Через силу улыбнувшись, Брэнн хлопнула в ладоши и начала танцевать и петь колыбельную для горы и ее сердца Арт Слии, для Слии, которая давала ее отцу огонь для печей, для Спящей Слии, могучего защитника и опасного соседа. Она пела «Слия просыпается…»
Веселая и испуганная одновременно, Брэнн в танце избавлялась от своих страхов. Спев песню, она пошла искать мыльную траву, чтобы отмыть испачканные в смоле руки…
Вернись, Брэнн и вспомни опять начало дня, то утро, когда Арт Слия была еще цела.
То утро началось, как и обычно. Брэнн вошла на кухню после завтрака, все домашние обязанности она уже выполнила. Стоя на стуле у умывальника, малыш Джинджи, весь в мыльной пене, тщательно натирал горшки и тарелки. Он обернулся и выдул мыльный пузырь.
— Ты, — проговорил он. — Уф.
— Теперь твоя очередь, мышонок, я мыла их вчера вечером.
Она вытерла пену на руке, подошла к мальчику и взъерошила его короткие кудряшки, засмеялась, когда он заржал, как маленький пони, и направилась к шкафу, где хранили еду.
— Шара.
— М-м-м.
Младшая сестра сидела за обеденным столом и возилась с крохотным растением, отрывая зеленую мякоть листьев и взрыхляя землю вокруг корней. Ей было всего девять лет, но её выбор был уже ясен ей самой и окружающим. Хотя и неофициально, малышка все-таки была принята на ферму дядюшки Саха и теперь проводила там все дни напролет, работая на полях, спокойная и молчаливая. Она поставила горшок на стол и оглянулась. Зеленые глаза девочки прикрыты тяжелыми веками, от чего она всегда выглядела сонной, хотя на самом деле совсем не хотела спать.
— Что?
— Разве мама не велела принести еще хлеба от дядюшки Джимиса? Нет? — Брэнн с трудом приподняла каравай. — Это все, что у нас осталось. И я его забираю.
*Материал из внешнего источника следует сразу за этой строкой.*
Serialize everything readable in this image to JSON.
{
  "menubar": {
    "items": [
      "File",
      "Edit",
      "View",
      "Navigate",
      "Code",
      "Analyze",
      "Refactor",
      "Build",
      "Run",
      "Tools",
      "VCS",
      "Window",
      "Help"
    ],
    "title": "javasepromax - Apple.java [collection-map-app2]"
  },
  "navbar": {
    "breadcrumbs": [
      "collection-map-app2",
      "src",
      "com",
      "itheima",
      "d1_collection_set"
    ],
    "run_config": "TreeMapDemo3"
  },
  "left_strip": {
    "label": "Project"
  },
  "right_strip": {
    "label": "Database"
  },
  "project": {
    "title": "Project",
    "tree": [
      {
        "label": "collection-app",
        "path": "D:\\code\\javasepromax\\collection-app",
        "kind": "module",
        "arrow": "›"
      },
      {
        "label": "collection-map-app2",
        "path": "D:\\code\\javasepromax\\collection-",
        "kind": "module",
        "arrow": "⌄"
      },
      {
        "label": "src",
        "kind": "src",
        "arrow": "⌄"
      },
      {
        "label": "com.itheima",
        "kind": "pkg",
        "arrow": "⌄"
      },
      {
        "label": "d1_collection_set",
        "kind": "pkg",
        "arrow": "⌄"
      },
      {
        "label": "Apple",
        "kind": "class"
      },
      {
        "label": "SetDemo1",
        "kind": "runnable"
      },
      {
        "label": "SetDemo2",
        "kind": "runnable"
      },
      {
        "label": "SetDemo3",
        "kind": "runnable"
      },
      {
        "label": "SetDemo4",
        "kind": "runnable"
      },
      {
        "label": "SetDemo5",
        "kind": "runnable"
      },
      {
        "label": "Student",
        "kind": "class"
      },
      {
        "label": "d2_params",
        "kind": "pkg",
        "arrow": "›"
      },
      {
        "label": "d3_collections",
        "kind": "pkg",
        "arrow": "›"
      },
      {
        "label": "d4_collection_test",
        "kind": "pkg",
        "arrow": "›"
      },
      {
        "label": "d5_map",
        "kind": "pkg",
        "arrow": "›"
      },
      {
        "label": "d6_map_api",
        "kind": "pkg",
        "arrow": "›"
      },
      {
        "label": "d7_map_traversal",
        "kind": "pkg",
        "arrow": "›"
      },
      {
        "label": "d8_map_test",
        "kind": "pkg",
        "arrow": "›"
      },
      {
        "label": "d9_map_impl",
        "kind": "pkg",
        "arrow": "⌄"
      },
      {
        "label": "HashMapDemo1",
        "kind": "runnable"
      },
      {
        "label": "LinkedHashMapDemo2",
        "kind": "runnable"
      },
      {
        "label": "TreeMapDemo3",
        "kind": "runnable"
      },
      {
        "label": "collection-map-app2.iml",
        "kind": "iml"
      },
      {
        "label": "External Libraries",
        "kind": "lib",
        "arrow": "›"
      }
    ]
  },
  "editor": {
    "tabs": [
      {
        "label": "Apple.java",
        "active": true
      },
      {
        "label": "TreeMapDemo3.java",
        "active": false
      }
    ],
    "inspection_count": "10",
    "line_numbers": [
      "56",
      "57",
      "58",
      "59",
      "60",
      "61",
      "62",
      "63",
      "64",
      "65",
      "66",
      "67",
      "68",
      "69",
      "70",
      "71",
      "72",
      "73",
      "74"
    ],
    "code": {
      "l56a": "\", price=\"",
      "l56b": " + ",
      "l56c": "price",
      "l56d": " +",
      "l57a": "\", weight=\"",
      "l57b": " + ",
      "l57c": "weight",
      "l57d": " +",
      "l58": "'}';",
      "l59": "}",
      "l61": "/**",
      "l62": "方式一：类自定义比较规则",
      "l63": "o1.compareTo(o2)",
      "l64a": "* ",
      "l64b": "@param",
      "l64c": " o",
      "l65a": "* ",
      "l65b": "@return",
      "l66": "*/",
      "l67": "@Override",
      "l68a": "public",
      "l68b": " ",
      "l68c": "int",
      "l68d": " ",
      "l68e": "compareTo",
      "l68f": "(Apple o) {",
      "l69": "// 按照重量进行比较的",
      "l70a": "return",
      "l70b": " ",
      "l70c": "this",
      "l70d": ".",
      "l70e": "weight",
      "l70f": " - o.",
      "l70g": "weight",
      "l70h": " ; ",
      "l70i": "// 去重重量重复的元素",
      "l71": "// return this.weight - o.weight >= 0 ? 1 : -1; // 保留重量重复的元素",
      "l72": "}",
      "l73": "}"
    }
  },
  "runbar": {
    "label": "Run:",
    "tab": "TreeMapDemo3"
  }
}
Она положила всю буханку в сумку; даже черствый, хлеб дядюшки Джимиса сохранял какое-то особое качество до тех пор, пока его полностью не съедали. Туда же Брэнн положила кусок сыра, два яблока, надела лямки на плечи и, пританцовывая, вышла.
— Ведите себя хорошо, малыши, — прощебетала она и прикрыла за собой дверь, не обращая внимания на их возбужденные выкрики.
Брэнн пробежала по тихому дому к заднему крыльцу, где сидела, раскачиваясь в гамаке и баюкая малышку Руан, мать, тихо напевая под нос что-то неопределенное.
— Я пошла, — сказала Брэнн матери. — Ты что-нибудь хочешь?
Ассира сжала руку дочери.
— Будь осторожна, с горой что-то происходит.
Она закрыла глаза, не выпуская руку Брэнн, пробормотала еще какие-то слова и улыбнулась.
— Нарисуй мне как можно больше своих четвероногих друзей. Я подумываю о том, чтобы сделать гобелен с изображением горы и ее обитателей. — Она подняла бровь. — И пожалуйста, вернись к ужину, чтобы помочь накрыть на стол.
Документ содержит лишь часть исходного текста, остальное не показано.